Is $(-\infty, 0)$ the same size as $(0, \infty)$? A differential equations problem asked about the largest interval on which the solution was defined. The solution was defined except for $t=0$, which made me wonder whether the intervals $(-\infty, 0)$ and $(0, \infty)$ are the same size.
If these intervals are the same size, does that mean that $\mathbb{R}$ can be divided in half?
 A: You're thinking too much. Here "the largest interval on which the solution is defined" means "the largest interval containing the initial value on which the solution is defined". It has nothing to do with lengths of intervals or cardinalities or anything: if the equation has a singularity at $t=0$ and nowhere else, and $t_0<0$, then the largest interval of definition is $(-\infty,0)$. Reverse that when $t_0>0$.

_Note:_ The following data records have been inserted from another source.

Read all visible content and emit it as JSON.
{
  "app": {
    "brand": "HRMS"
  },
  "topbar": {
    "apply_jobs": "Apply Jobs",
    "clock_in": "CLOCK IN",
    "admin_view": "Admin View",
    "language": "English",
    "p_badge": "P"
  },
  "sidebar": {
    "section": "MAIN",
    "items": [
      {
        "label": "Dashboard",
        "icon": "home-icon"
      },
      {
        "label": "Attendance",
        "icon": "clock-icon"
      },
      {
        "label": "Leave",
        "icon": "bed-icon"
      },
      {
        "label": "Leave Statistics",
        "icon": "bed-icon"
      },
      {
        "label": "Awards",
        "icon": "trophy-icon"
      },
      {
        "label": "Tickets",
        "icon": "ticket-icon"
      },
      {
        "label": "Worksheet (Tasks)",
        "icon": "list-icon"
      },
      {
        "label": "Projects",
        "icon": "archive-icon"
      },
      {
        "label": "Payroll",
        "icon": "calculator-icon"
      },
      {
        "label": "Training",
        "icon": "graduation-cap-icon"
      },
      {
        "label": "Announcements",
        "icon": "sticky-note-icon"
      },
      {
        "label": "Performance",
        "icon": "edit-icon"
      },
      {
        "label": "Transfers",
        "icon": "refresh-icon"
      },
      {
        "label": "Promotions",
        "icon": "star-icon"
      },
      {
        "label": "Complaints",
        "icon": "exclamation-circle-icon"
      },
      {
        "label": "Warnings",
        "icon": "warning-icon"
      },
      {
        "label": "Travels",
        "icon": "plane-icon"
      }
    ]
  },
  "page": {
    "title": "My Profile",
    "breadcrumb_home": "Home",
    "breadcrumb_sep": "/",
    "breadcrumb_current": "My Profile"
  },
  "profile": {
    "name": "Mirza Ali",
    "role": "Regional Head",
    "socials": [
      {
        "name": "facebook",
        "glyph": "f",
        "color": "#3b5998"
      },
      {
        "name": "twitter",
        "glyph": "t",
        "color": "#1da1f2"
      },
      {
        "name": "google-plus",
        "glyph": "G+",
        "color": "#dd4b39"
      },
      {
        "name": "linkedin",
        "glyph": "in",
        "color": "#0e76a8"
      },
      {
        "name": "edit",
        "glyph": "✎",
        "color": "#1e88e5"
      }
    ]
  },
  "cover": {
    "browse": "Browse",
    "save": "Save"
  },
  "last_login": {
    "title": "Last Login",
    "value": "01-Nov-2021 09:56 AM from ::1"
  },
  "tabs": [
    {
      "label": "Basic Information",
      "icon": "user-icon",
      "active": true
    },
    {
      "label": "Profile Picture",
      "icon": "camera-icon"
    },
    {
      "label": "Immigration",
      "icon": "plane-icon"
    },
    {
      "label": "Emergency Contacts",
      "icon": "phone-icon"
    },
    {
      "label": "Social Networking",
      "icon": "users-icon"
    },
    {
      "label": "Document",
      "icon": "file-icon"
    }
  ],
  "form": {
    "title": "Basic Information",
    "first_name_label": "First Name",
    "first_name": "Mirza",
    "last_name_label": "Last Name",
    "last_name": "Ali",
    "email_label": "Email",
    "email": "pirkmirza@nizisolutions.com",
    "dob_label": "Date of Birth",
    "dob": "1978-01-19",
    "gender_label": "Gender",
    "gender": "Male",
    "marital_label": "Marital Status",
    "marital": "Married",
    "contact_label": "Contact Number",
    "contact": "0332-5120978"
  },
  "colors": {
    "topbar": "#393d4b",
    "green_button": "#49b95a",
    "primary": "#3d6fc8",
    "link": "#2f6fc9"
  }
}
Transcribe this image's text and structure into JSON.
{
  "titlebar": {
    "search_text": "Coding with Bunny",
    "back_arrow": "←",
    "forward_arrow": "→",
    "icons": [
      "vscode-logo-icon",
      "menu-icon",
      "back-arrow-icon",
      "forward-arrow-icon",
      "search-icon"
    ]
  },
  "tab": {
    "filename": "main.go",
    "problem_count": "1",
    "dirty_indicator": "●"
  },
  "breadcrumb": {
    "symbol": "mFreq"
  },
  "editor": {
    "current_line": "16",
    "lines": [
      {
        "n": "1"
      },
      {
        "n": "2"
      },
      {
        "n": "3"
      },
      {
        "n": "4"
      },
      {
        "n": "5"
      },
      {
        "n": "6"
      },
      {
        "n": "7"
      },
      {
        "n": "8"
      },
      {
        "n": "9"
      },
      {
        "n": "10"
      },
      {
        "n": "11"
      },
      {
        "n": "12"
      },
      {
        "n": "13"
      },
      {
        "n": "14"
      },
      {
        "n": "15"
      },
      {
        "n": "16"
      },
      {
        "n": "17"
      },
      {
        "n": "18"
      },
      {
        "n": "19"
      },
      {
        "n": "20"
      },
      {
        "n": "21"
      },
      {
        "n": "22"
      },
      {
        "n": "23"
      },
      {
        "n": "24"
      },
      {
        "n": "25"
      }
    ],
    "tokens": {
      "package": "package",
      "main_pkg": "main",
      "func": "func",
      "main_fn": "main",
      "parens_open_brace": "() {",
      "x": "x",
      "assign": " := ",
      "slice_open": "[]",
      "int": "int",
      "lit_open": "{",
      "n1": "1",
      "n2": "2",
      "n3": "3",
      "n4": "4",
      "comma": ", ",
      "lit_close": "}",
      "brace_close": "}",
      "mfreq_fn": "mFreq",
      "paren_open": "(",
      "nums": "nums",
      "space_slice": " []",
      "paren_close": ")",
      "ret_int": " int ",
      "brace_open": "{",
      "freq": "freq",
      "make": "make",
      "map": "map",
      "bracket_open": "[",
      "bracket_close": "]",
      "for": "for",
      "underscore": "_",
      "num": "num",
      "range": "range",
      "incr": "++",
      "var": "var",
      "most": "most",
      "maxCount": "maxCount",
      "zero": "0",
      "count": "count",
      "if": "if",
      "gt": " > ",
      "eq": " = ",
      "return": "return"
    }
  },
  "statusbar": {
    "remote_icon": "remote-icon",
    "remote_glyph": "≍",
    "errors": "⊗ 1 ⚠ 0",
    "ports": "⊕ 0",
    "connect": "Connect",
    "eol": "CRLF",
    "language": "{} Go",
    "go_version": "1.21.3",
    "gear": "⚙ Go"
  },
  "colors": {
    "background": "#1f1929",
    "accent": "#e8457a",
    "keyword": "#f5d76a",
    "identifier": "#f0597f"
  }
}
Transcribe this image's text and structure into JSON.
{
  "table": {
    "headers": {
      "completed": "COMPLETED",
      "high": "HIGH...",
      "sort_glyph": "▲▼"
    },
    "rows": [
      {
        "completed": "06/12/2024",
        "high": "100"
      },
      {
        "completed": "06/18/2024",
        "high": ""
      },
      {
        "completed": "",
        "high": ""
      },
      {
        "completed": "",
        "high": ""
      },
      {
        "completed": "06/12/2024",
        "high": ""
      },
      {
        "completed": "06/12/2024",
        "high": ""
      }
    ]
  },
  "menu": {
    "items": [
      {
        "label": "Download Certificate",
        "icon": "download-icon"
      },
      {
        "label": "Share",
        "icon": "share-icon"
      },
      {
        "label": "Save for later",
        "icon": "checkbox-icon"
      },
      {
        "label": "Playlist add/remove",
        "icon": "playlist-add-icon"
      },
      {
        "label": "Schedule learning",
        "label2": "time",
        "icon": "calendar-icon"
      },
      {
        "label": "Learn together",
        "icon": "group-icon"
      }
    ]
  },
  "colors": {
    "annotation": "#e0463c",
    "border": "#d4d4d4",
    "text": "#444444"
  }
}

The tricky thing is that it can happen that the domain of the formula for the solution is bigger than the domain of the solution itself. For instance, $y'=-y^2,y(1)=1$ has a solution $y(t)=1/t$. Although $1/t$ is defined on $(-\infty,0) \cup (0,\infty)$, the solution to the IVP is defined only on $(0,\infty)$.
A: They are the same size. Take $A,$ the set of all numbers $x \leq 0$ and $B,$ the set of all numbers $x \geq 0.$ Notice that for any element $x$ in $A,$ we can use the function $f(x) = -x$ to get to the corresponding element in $B.$ We can use the same function to go backwards. Since the sets are in 1-1 correspondence, they are equal.
However, you cannot say that $(-\infty, 0)$ is half of $(-\infty, \infty),$ because both are of infinity size.
A: In order to answer this question we need a precise definition of the size of a set.
There are several approaches to this, such as using cardinality or measure theory. We are going to stick to the first one.
In real life, sizes are made through comparisons. For example, we say that a house is 20 meters tall because its height corresponds to 20 times that of a bar of iridium which we have agreed its one meter tall.
We are going to use a similar procedure here, and define some standard sets to which we can compare the sizes of other sets.
We are going to say that two sets are of the same size if there exists a correspondence between them. A correspondence is defined as a one-to-one and onto function, which respectively mean that the function does not send two elements of its domain to the same element of the range; and that every element of its target set is assigned to an element of its domain.
Our definition agrees with our intuition in that $(0\ \infty)$ and $(-\infty\ 0)$ are the same size: consider the correspondence $f(x) = -x$.
Now comes the susprising part. It turns out that according to our definition, $(0\ \infty)$ and $\mathbb{R}$ are of the same size!
To see why this is the case, consider $f(x)=log(x)$. $f$ would be a correspondence which maps $(0\ \infty)$ to $\mathbb{R}$.
So the answer to your question is yes. $\mathbb{R}$ can be divided in half, but it turns out that each half is of the same size as the original set.